Other Reykjavík gallery highlights
Of the other exhibitions Carol visited in Reykjavík, especially impressive were the retrospective of Icelandic artist, Louisa Matthíasdóttir, titled Calm, at Reykjavík Art Museum – Kjarvalsstaðir. Her bold brushwork and use of colour, and the confidence of her self-portraits, are a delight.
Also, the depiction of the Icelandic landscape found in the works of Jóhannes Sveinsson Kjarval, in whose honour the museum is named, was inspiring. A wall text noted that his works had a great influence on local perceptions of Iceland. Remarkable is the manner in which the dense network of brushstrokes captures the scarred surface of igneous rock and the complex hues of mosses while emphasising the weighty power and grandeur of this spectacular environment.
Two new exhibitions opened at Hafnarborg on 27 May
On the ground floor was an exhibition of poetic drawing-based work titled Without dreams all is dead (the title borrows a line from a poem by Nobel laureate Halldór Laxness) which consists of the work of two Icelandic artists – one who is resident in Montreal (Una Lorenzen), the other lives in California (Sara Gunnarsdóttir). Una Lorenzen’s part of the exhibition spans drawing and animation while Sara Gunnarsdóttir’s consists of framed embroidery works accompanied by a cabinet of journal drawings.
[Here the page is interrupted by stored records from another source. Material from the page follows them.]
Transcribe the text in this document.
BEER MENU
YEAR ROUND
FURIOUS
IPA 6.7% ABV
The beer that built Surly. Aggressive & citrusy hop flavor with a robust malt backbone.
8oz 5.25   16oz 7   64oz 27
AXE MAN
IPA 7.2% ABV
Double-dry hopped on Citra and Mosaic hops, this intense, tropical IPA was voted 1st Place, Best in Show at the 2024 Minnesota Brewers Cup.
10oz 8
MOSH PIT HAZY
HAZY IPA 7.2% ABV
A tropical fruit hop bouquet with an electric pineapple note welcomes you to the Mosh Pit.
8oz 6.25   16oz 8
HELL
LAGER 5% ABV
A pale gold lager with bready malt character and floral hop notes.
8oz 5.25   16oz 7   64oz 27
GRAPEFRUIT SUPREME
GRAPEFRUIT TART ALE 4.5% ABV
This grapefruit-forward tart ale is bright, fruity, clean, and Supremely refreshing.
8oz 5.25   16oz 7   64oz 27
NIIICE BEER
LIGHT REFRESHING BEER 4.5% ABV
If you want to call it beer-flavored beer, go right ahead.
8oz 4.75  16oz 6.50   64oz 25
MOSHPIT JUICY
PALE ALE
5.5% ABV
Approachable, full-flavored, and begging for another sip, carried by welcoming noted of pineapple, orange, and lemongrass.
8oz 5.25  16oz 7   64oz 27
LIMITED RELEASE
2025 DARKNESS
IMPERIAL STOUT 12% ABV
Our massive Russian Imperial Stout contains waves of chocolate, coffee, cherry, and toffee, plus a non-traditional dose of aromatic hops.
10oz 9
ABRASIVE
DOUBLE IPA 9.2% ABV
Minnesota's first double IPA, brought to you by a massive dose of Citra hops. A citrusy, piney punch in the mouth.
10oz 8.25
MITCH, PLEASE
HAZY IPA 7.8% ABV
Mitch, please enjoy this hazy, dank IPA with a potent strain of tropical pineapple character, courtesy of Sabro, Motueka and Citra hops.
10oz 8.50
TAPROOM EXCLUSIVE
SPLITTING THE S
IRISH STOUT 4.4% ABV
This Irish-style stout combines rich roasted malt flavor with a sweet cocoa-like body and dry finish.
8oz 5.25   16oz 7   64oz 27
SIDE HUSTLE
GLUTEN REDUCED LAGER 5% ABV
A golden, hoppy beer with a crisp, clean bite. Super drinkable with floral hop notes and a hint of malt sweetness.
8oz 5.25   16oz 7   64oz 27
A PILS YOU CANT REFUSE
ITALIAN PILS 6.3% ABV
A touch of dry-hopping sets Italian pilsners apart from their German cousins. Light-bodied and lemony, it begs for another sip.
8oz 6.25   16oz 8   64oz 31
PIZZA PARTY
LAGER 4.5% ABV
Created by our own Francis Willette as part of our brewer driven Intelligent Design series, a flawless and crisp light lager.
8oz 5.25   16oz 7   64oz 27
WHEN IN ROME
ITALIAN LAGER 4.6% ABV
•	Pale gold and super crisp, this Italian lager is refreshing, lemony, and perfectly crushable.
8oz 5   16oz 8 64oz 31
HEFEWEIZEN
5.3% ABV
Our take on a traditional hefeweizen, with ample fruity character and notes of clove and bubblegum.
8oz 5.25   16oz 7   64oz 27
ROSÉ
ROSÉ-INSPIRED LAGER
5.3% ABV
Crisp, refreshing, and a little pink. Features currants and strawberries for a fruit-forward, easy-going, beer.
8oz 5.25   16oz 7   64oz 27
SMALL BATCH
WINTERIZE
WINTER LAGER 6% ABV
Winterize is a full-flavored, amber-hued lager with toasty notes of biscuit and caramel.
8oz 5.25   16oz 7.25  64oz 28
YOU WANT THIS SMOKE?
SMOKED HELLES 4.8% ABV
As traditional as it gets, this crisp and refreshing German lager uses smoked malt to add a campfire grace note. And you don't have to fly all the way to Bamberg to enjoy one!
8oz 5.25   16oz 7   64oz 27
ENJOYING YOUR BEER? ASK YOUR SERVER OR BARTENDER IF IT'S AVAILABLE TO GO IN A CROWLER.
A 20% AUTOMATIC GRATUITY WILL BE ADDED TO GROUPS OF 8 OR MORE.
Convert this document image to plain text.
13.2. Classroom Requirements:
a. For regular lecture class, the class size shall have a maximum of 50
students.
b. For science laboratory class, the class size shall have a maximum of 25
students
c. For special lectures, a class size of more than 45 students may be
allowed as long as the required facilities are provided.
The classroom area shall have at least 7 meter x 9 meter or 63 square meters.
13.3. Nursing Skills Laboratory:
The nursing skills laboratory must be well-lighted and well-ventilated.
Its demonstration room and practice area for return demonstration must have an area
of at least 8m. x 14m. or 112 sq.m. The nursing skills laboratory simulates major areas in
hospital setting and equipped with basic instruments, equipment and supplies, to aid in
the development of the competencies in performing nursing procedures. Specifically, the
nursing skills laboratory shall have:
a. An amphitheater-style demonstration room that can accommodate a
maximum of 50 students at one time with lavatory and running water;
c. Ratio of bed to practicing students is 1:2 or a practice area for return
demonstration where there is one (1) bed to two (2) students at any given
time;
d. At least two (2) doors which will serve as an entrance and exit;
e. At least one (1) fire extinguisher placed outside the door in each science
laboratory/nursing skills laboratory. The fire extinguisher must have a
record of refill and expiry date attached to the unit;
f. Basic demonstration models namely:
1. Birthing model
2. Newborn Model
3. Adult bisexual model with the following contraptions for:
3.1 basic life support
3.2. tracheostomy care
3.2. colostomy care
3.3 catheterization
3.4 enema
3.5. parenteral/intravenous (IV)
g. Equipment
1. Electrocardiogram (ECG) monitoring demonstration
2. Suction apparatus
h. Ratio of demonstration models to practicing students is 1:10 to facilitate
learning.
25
The new exhibition on the first floor of Hafnarborg, titled Land Seen: In the footsteps of Einer Falur Ingólfsson, also functions as a dialogue, this time between an Icelandic photographer and a long dead Danish illustrator. The photographer describes the relationship thus: “For three years, from 2014 to 2016, the Danish artist Johannes Larsen (1867-1961) was my guide while travelling around and photographing Iceland. Larsen was in Iceland during the summers of 1927 and 1930 and made over 300 drawings of sites mentioned in the Sagas of the Icelanders for a three-volume edition of the sagas to be published by the Danish Press Gyldendal between 1930 and 1932. Almost ninety years later, I followed in Larsen’s footsteps, working with a large sheet film camera in many of the same places he visited.”